Another plus of having the dogs is for an alarm system, in particular to scare away bears, as we are going to be in some prime Grizzly country and will be tent camping every night.  We will have to use bear bags and be very careful about our smell-ables.  Brenton is pretty nervous about bears but I'm not to worried.  We will be camping right off the road, mostly in established campgrounds with plenty of other people around.  Plenty of people back-country camp all of the time, (and we will not even be in the back-country), and a very small percentage of them have any bear related incidents.  


I think we have all of our gear and our bikes ready to go!  I will post some pictures of our touring rigs, as I am very proud of my new Soma Saga that Brenton and I built from the wheels up!




Thursday, May 19, 2011

Chickens

The purchase of a couple of Rhode Island Reds via Craigslist began our first attempt at keeping chickens.  The endeavor ended a couple of nights ago when we found them dead in their coop.  We aren't sure if it was a coon, cat, possum, or some other critter that got to them.

I really enjoyed the two 5 month old Rhode Islands that we named Tortilla and Tortellini, (because we said we would prepare them as such when the time came to eat them).  As much as I convinced myself that they were not pets, I was stilled disheartened at losing them beyond the fact that they never really earned their keep in eggs due to their short stay.  After buying the pair, constructing a coop, and feeding them, they really needed to lay for a couple of years to make them cost efficient.



They did, however, lay almost an egg a day each throughout the time that I had them.  They laid brown to light tan, sometimes speckled, large eggs.  They were delicious and fresh and I really enjoyed the eggs almost as much as I enjoyed watching the ladies follow me around the yard and peck at anything and everything.



I'm not sure if I will replace them or not.  If I do, it will certainly not be until mid August when we return from our bike tour (more on that later).  I guess if anything good came out of the unfortunate deaths of the Tort sisters, it is that no one has to come over for the month and a half that we are gone and feed them.  Maybe I will try bee keeping instead next!  (I recently went to see Queen of The Sun, a documentary featuring Micheal Pollan, about colony collapse in honey bees.  I'm feeling inspired!)

Rediscovering the Co-op

As we have settled into our new lifestyle, we gravitated back to the local co-op, (Open Harvest), which we had dismissed as trendy and over-priced back when I didn't eat meat and we were buying frozen processed foods such as veggie hot dogs with more substance in the packaging than in the food itself.  The hunt for pasta brought us back to Open Harvest with our skepticism wholly in tact, but as implied by the title of this post, we left with an entirely different attitude.
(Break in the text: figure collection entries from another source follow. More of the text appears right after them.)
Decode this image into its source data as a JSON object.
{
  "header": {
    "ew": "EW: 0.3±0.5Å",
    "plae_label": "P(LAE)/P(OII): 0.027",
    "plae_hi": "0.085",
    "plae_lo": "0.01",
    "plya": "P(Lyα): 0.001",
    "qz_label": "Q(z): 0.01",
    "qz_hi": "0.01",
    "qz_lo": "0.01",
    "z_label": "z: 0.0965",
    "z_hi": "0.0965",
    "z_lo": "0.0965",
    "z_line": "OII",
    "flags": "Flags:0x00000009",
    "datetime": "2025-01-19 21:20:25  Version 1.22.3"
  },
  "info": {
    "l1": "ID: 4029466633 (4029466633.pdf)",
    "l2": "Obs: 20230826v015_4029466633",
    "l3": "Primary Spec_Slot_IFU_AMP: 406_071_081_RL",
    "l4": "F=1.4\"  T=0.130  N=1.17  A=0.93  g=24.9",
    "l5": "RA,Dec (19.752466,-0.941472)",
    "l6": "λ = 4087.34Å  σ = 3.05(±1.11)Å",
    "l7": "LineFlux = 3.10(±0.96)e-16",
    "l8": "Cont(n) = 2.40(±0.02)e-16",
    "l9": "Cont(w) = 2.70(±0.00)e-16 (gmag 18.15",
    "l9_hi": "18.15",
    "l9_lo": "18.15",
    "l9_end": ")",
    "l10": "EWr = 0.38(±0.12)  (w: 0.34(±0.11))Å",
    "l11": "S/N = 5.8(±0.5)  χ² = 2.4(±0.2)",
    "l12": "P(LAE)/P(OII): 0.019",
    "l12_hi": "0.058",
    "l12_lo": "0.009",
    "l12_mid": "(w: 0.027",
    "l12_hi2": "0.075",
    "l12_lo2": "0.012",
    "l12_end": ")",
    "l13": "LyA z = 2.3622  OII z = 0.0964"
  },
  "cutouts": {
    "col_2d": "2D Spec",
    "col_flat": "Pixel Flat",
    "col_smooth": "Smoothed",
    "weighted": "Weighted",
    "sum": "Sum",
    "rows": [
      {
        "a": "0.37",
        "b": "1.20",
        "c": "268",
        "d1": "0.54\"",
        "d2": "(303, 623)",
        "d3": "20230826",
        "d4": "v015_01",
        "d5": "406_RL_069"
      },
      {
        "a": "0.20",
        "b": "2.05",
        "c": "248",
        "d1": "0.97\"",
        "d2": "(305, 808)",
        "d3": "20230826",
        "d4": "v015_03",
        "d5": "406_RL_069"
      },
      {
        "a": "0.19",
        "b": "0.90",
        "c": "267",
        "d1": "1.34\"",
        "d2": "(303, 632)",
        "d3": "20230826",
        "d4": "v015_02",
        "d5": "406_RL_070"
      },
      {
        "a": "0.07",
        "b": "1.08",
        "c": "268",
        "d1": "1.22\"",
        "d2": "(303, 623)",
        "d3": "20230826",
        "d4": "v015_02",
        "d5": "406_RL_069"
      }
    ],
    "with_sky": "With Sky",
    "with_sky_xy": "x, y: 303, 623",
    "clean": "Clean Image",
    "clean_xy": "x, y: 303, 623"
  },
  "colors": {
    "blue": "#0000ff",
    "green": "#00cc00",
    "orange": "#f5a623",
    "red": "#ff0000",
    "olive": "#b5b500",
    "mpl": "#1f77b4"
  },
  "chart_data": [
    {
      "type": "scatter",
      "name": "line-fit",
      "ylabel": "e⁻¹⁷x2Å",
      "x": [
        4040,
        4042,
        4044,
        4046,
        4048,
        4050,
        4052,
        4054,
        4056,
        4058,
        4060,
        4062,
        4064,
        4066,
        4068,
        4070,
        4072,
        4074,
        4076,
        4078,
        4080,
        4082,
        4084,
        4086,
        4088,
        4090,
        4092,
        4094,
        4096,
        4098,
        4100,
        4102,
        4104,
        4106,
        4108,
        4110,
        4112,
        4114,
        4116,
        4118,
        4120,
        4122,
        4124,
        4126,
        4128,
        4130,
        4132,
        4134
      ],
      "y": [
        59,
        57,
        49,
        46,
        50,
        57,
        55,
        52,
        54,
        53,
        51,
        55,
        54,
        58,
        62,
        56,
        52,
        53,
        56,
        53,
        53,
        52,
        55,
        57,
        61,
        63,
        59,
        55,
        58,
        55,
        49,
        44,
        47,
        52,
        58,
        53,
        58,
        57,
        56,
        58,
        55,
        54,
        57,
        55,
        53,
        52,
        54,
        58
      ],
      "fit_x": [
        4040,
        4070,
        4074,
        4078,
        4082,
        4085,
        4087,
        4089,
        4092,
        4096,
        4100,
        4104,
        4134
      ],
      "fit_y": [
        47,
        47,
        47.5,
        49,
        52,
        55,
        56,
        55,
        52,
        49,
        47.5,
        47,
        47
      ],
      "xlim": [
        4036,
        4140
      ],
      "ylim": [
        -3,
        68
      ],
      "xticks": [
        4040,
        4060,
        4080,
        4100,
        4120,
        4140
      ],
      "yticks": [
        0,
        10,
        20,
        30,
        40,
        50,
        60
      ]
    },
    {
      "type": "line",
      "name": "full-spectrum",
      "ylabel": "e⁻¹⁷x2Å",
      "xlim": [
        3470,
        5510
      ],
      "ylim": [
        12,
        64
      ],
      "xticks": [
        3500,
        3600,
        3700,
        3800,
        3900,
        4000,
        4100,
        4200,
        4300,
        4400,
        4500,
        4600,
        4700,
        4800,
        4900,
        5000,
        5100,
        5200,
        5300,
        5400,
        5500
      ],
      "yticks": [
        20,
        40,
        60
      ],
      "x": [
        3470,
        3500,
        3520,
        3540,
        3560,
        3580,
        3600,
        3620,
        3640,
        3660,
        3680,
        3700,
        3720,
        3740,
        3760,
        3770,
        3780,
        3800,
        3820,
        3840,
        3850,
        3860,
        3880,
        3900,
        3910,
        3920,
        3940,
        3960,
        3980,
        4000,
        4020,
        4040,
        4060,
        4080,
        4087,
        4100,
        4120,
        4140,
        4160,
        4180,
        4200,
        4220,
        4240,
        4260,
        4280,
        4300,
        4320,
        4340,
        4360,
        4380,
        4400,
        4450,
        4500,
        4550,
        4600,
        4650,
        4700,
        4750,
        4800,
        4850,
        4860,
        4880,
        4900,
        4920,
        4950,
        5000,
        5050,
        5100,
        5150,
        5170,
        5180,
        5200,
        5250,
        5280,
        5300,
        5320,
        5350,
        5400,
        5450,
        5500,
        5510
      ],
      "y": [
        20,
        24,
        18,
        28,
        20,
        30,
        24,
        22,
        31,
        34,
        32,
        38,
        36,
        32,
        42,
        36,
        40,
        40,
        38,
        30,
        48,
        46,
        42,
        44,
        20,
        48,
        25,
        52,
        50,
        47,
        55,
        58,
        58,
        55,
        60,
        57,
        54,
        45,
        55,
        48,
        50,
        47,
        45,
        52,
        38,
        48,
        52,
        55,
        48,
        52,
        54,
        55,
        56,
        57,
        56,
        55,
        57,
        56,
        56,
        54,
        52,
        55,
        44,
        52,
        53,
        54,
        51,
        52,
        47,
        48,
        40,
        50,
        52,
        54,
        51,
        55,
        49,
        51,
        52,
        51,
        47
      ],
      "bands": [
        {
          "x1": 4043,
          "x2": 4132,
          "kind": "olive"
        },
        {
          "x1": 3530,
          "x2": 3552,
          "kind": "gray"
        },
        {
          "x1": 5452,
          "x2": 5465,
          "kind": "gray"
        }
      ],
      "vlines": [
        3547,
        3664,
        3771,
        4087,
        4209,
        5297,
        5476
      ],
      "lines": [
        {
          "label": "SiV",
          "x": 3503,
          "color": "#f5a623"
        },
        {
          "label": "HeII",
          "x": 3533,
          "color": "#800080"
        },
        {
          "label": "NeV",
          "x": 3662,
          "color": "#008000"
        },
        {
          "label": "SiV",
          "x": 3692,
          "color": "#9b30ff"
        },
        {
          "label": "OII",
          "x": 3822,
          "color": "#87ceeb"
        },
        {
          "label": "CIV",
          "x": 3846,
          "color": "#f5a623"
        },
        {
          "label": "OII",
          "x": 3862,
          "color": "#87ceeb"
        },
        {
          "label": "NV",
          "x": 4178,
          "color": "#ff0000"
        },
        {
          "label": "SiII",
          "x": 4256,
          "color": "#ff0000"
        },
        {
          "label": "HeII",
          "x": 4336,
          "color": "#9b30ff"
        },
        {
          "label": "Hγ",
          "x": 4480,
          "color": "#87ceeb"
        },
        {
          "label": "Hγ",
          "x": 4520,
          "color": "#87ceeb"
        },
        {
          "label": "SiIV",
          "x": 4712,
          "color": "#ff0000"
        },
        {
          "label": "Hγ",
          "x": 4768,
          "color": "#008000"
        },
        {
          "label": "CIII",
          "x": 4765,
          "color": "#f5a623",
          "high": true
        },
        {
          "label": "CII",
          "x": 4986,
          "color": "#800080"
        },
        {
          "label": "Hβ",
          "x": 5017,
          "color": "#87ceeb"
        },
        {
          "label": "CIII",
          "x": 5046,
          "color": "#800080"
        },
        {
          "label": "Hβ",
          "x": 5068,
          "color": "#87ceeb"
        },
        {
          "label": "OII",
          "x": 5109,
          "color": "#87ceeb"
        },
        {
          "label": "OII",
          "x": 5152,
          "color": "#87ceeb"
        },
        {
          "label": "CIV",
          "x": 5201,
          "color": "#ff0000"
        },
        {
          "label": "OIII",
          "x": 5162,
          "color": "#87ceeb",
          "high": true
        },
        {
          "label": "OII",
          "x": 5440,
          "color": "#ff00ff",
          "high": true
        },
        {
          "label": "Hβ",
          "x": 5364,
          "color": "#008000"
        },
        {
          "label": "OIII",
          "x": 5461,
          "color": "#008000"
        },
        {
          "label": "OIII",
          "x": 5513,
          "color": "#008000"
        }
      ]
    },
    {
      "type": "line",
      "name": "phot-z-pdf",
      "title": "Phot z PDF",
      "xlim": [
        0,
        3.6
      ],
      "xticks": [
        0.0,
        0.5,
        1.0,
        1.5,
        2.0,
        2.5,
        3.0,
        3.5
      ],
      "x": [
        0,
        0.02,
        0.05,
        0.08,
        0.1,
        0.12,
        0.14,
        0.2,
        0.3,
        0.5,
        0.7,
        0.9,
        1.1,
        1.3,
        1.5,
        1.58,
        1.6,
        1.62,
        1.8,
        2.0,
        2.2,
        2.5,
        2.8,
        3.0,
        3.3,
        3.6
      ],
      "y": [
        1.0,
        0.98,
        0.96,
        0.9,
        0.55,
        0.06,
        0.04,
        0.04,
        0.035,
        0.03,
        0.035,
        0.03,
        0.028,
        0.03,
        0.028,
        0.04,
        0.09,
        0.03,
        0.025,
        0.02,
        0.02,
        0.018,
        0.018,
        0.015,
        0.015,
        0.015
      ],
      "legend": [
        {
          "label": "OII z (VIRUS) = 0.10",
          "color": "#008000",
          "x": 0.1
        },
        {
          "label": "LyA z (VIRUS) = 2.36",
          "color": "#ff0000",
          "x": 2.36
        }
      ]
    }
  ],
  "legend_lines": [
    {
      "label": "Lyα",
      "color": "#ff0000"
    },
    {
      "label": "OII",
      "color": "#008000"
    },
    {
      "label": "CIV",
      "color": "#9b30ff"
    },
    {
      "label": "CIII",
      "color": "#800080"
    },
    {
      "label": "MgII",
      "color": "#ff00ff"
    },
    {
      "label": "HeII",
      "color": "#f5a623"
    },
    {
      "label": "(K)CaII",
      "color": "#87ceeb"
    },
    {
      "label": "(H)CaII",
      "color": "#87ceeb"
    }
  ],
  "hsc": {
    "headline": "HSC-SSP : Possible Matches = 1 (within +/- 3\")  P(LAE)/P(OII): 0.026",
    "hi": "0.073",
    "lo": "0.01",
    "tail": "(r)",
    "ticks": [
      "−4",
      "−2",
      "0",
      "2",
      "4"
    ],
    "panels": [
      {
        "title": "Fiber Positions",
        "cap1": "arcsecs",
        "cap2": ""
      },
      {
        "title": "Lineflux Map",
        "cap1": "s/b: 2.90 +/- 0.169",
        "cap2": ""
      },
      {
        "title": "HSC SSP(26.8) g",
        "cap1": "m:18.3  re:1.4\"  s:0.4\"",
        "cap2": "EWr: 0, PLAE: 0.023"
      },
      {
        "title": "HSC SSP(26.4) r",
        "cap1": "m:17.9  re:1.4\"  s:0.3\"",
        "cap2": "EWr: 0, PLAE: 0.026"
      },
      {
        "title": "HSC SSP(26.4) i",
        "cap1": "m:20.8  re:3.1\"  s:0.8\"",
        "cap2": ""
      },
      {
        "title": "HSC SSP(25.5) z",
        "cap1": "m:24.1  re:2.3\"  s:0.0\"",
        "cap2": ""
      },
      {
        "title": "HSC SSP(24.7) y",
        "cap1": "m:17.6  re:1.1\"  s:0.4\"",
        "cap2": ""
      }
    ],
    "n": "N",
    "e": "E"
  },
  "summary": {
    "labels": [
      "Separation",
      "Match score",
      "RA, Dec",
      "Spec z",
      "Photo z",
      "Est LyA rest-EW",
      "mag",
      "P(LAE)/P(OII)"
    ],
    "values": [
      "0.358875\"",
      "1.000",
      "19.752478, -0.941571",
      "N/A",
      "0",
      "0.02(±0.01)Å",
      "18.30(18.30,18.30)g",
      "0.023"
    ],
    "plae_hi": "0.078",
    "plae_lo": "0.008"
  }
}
Open Harvest not only carried multiple types of pasta in bulk bins, but also about everything that we could possibly want!  From bins of olive oil, honey, and peanut butter, to wasabi peas, spices, oatmeal, and flour.  We even got laundry detergent and hair products!  We were even more thrilled as we checked out and were rewarded for bringing reusable bags with a punch card that when filled will give us a discount on groceries.  The produce is amazing and we even found fresh mushrooms that you pick up with tongs and throw in your produce bag.  Although prices are ever so slightly higher for the fresh and delicious organic produce that we buy there, we seem to be eating more and more healthily and don't seem to be spending more money overall on groceries because we aren't buying the expensive packaged stuff.  Not to mention how much money we save by buying from bulk bins.  We have also successfully cut out almost any food waste, which saves a lot of money.  Its amazing how when we used to buy junk like Ramen noodles and Hamburger Helper we would take food for granted and throw out or never cook so much of what we payed for.

Open Harvest has become an absolute necessity in our lives and it is so refreshing to be surrounded by people who don't think we are strange for pulling trailers with bikes to get groceries and bringing in our own jars.  In fact, it is completely normal and maybe even expected!  Now if only they would get meat and cheese that is plastic free!